To lawmakers “who follow the Judeo-Christian tradition,” he reminded them “of the millennial prohibition against persecuting the stranger as well as the fact that Jesus and his family were refugees.”
He also took issue with those who use the words “chain migration,” which groups such as the American Immigration Lawyers Association have called a “pejorative” term and a “misleading nativist buzzword” to describe “family-based migration.”
“There is nothing more harmful or hurtful to describe the human migration experience and its importance to society than to use a term such as ‘chain migration,'” wrote the cardinal, who heads the Newark Archdiocese.
The words are often used by President Donald Trump and right-wing media channels as well as politicians during immigration debates.
With disparaging words and actions, “we are witnessing an escalating display of hatred for undocumented individuals and families. We have stopped seeing the faces of our immigrant brothers and sisters, and the stories behind their faces,” the cardinal wrote.
He reminded Americans that the number of family-based immigrants admitted to the U.S. each year “is not unchecked — it is limited by Congress. Due to congressional limits on migration, very rarely do family members who wish to come to the U.S. have the ability to simply apply for and receive a visa in a reasonable time period,” he said.

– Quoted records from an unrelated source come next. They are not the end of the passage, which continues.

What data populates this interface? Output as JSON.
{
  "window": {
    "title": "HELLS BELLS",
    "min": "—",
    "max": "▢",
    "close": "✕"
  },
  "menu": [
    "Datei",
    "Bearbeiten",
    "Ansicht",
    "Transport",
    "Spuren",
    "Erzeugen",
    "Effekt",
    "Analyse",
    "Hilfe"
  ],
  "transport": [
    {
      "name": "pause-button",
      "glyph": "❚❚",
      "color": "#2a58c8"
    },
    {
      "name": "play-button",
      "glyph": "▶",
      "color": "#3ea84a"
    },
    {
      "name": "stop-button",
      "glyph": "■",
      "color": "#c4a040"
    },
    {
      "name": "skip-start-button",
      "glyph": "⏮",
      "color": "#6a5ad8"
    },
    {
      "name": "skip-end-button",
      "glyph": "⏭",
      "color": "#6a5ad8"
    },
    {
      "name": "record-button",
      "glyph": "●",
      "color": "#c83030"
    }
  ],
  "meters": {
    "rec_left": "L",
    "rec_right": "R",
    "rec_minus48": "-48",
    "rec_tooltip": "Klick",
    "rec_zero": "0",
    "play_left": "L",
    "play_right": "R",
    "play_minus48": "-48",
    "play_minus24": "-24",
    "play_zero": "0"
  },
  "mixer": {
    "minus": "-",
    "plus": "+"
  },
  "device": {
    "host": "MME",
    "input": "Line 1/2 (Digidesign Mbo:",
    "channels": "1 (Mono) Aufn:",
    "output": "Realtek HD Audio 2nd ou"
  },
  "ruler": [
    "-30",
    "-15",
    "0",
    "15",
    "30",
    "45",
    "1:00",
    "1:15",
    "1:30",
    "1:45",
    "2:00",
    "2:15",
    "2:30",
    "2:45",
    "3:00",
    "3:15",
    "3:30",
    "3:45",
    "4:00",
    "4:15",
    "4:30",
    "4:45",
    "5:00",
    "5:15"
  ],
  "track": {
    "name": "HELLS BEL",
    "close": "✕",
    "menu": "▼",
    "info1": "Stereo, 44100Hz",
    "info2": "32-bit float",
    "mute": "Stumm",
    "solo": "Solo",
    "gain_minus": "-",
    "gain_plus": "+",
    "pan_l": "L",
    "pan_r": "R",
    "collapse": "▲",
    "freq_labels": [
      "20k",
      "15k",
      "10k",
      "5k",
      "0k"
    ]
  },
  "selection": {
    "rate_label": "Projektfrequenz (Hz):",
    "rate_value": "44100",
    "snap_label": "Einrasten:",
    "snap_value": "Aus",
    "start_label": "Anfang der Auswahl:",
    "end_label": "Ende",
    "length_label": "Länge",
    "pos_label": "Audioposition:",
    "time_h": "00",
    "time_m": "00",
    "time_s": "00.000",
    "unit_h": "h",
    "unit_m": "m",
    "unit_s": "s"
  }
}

Families wait for years and sometimes decades before being reunited with loved ones. And much like his family, they come seeking better lives, not intent on harming others.

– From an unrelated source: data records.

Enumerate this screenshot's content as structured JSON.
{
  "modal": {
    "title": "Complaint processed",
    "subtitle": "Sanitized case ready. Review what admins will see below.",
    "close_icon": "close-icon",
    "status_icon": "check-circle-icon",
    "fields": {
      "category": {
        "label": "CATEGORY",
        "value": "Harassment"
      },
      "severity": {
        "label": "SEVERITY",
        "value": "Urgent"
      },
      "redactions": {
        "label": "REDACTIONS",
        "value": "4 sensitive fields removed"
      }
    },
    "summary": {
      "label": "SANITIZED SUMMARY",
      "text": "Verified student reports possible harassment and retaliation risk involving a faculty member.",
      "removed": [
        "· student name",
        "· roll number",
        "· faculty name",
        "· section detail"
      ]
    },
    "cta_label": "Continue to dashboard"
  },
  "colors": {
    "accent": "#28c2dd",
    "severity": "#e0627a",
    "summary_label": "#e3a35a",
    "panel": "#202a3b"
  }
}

Especially painful, he said, was watching the debate involving young adults who were brought to the U.S. as minors without proper documentation and who are often referred to as “Dreamers.”
“It pains me to see the acrimonious debate involving undocumented youth,” he said. “They were brought to this country as children, and now they’re being forced to leave to score political points. We use the broad category of ‘Dreamers,’ but we should remove the statistics and highlight the faces and stories of those impacted by what can be perceived as open season on immigrants,” he said.
Highlight the upcoming March 5 deadline Trump gave Congress to find a legislative solution that would help the young adults, the youth are “being portrayed in the media as pawns in a larger game,” he said.
“It is clear we’re a country that refuses to look at our own immigrant experience. But as a leader within the Catholic Church, I am compelled to speak up,” he wrote. “My message to Congress and Americans who have forgotten their own immigrant story is simple: Look again and truly ‘see’ Dreamers, and then act in the best traditions of our history and of our faith.”